In a series with MVP candidates like Anthony Davis and Damian Lillard, or even a scorer like C.J. McCollum, Jrue Holiday wasn’t the most likely player to have the biggest impact on the first-round series between the Pelicans and Blazers. Yet that’s what is happening so far, and the New Orleans guard — who has put the Pelicans up 2-0 in the best-of-seven series with clutch play after clutch play — is on the cusp of giving Blazers fans the sorts of nightmares they haven’t had since the Greg Oden era.
Perhaps the most fascinating element of Holiday’s performance, though, is how many of the little, often unnoticeable, things he’s done to help seal each victory. A handful of plays in these two games have shown just how underrated the 27-year-old has been at times during his career, one in which many of his best attributes haven’t always been captured by traditional box-score statistics.
Take a look at this reel of eight plays from the first two games of the series. Each is an example of Holiday doing something to earn an extra possession for his team while taking one away from his opponent. Also take note of the time of some of these plays: Half occur in the fourth quarter, when the stakes are highest.
So far, Holiday has had a hand in basically every facet of this series, which would mark the franchise’s first playoff-round victory since 2008, when it had Chris Paul and was still named the Hornets. Holiday is executing a scary two-man game with Davis, hitting nail-in-the-coffin jumpers and averaging 27 points and 5.5 assists. On the other end of the floor, he’s suffocating Lillard (0-for-4 for zero points and two turnovers when guarded by Holiday on Tuesday night) and McCollum. In fact, the team as a whole is shooting only 25 percent (6-of-24) for the series when guarded by Holiday, according to data from ESPN Stats & Information Group.
And then there are the momentum-busting 50-50 plays you just saw in the video above, in which he’s blocking shots and winning crucial loose balls. He’s single-handedly responsible for enough extra New Orleans possessions to potentially tip the scales of the series.
But here’s the thing: It shouldn’t be surprising that Holiday is doing all this. He’s basically been doing it all season, despite getting limited attention. Consider, for instance, that he finished the season tied for fifth in the NBA in loose balls recovered per game, with 1.6. He had active hands on defense, ranking seventh in the number of deflections per game he caused. And he blocked 64 shots this past season, more than anyone standing 6-foot-5 or shorter, according to Basketball-Reference.com. He ranks best in the NBA among starting guards in defensive efficiency in guarding pick-and-roll ball handlers, according to data from Synergy Sports Technology.
“He’s been really, really good the whole season, so this is not a surprise or anything,” Pelicans coach Alvin Gentry told reporters. “In my opinion, and I may be a little bit biased, but if you can tell me a better two-way player in the league right now — Kawhi’s not playing, and I understand that — I’m willing to listen. What we ask him to do, and the things that we ask him to do offensively? He was just great tonight.”
This isn’t to say that Holiday hasn’t ever gotten credit for his play. Once upon a time, he was an All-Star in Philadelphia, before The Process began. And he was certainly paid like a star last summer, when the Pelicans signed him to a five-year, $126 million contract. And he at least figures to be in the mix for an All-Defensive team honor this season.
Still, you aren’t alone if you weren’t familiar with his game until this past weekend. Injuries held him back for a couple of years after he needed two surgeries on his right leg. And he drew headlines and well-wishes throughout the league last season when he essentially took a leave of absence to be with his wife, who was diagnosed with a brain tumor in the midst of a pregnancy.

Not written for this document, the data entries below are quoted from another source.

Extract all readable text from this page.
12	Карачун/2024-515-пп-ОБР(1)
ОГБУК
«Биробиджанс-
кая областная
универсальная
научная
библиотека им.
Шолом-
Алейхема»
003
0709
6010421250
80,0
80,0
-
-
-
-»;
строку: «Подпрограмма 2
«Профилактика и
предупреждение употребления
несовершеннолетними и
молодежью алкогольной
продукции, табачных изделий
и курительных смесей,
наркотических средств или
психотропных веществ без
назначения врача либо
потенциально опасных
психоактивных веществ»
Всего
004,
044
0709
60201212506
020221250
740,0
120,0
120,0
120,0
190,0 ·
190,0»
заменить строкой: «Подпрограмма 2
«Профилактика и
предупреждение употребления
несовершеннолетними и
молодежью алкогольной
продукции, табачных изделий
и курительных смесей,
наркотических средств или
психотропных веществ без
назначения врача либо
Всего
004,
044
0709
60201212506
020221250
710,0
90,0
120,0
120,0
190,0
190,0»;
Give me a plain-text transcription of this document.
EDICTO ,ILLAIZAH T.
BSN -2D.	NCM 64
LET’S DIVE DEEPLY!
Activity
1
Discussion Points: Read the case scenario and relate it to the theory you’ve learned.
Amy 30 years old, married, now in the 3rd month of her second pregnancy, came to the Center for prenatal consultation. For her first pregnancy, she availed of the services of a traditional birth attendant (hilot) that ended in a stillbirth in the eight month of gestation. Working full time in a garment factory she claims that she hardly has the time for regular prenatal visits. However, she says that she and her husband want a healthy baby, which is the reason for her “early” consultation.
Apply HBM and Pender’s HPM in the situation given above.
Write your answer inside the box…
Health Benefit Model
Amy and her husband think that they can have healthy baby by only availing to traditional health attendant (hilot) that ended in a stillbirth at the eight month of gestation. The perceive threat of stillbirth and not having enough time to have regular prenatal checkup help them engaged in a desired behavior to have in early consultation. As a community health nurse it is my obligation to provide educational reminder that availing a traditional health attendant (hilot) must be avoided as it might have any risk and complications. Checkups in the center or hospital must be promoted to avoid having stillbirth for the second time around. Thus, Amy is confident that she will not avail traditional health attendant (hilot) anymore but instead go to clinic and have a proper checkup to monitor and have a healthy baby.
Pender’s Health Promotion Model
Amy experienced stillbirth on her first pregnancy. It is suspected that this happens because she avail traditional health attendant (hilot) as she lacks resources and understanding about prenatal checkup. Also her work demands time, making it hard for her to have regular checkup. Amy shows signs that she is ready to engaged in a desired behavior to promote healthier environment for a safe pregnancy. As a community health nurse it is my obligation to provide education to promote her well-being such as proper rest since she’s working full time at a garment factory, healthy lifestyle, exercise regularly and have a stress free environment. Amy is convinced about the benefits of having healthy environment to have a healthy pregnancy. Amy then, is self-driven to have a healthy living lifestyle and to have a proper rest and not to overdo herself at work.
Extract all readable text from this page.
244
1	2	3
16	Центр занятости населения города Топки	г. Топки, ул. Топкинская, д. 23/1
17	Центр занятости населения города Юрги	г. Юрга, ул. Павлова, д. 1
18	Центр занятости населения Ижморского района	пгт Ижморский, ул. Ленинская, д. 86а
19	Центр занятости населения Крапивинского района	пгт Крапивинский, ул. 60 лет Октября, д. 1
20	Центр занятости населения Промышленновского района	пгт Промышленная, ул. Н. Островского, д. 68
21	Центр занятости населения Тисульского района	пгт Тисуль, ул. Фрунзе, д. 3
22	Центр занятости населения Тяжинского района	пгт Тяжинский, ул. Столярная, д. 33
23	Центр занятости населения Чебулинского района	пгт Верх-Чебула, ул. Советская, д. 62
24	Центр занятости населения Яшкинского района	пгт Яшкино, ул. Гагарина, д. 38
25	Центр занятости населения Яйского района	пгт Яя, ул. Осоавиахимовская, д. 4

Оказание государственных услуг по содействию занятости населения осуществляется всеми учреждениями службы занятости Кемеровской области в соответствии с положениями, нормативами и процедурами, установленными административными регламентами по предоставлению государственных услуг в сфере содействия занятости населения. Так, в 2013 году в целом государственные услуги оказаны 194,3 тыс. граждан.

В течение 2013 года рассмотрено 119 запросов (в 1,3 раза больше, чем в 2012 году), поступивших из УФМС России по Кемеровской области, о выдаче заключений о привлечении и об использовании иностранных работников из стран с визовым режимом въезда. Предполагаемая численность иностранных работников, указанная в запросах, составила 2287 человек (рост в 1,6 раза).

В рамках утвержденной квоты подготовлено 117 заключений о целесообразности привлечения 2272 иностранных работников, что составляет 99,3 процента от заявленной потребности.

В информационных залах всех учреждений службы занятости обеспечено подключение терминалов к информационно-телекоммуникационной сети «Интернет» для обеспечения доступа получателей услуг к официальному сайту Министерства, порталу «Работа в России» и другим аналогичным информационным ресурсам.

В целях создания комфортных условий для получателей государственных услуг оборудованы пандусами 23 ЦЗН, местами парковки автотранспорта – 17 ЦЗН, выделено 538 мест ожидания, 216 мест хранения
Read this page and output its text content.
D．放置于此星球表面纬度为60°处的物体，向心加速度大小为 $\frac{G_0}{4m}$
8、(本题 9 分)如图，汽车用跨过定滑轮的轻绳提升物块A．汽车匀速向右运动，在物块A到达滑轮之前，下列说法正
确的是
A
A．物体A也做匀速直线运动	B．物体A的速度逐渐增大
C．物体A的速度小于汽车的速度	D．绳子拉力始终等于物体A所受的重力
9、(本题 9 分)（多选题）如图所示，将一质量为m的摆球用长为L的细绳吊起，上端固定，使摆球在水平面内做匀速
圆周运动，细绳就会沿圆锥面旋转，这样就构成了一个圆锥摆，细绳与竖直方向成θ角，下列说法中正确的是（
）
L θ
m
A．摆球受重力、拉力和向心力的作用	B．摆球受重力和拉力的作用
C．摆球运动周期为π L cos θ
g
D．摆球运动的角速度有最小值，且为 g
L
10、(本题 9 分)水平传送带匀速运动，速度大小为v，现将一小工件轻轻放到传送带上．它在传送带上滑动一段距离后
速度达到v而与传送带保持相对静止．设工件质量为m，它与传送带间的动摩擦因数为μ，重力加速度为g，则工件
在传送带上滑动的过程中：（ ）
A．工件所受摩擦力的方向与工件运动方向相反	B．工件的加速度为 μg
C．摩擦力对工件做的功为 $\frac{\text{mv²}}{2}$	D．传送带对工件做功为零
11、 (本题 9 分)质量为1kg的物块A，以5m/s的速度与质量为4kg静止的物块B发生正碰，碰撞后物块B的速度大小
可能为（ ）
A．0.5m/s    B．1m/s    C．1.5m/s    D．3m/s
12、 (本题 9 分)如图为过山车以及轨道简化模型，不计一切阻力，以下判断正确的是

His offensive game took a bit of a backseat in the wake of the DeMarcus Cousins trade, which forced Holiday to figure out a way to adjust his game to fit with that of two post-oriented stars. (If he maintains this level of play, the Pelicans may be forced to make a difficult choice on whether to re-sign Cousins, the All-Star free-agent-to-be who ruptured his Achilles in the middle of the season.)
But in a number of ways, this was a breakout season for Holiday, who shined in his role offensively. He was a fantastic finisher around the basket, ranking inside the top-10 in restricted-area field-goal percentage among guards. Holiday was one of the more accurate midrange shooters in the NBA. And despite playing alongside Rajon Rondo, who sometimes plays so unselfishly and records so many dimes that it can disrupt the flow of the offense, Holiday — one of the NBA’s most prolific long passers — was often the man setting up Rondo first, finishing in the top 10 in the league in secondary assists. That would get him recognized in the NHL but goes unnoticed in the NBA.
So even though it has been a shock for many to see Holiday emerge before our very eyes, much of that may be because there weren’t enough eyes being directed on a player of his caliber in the first place.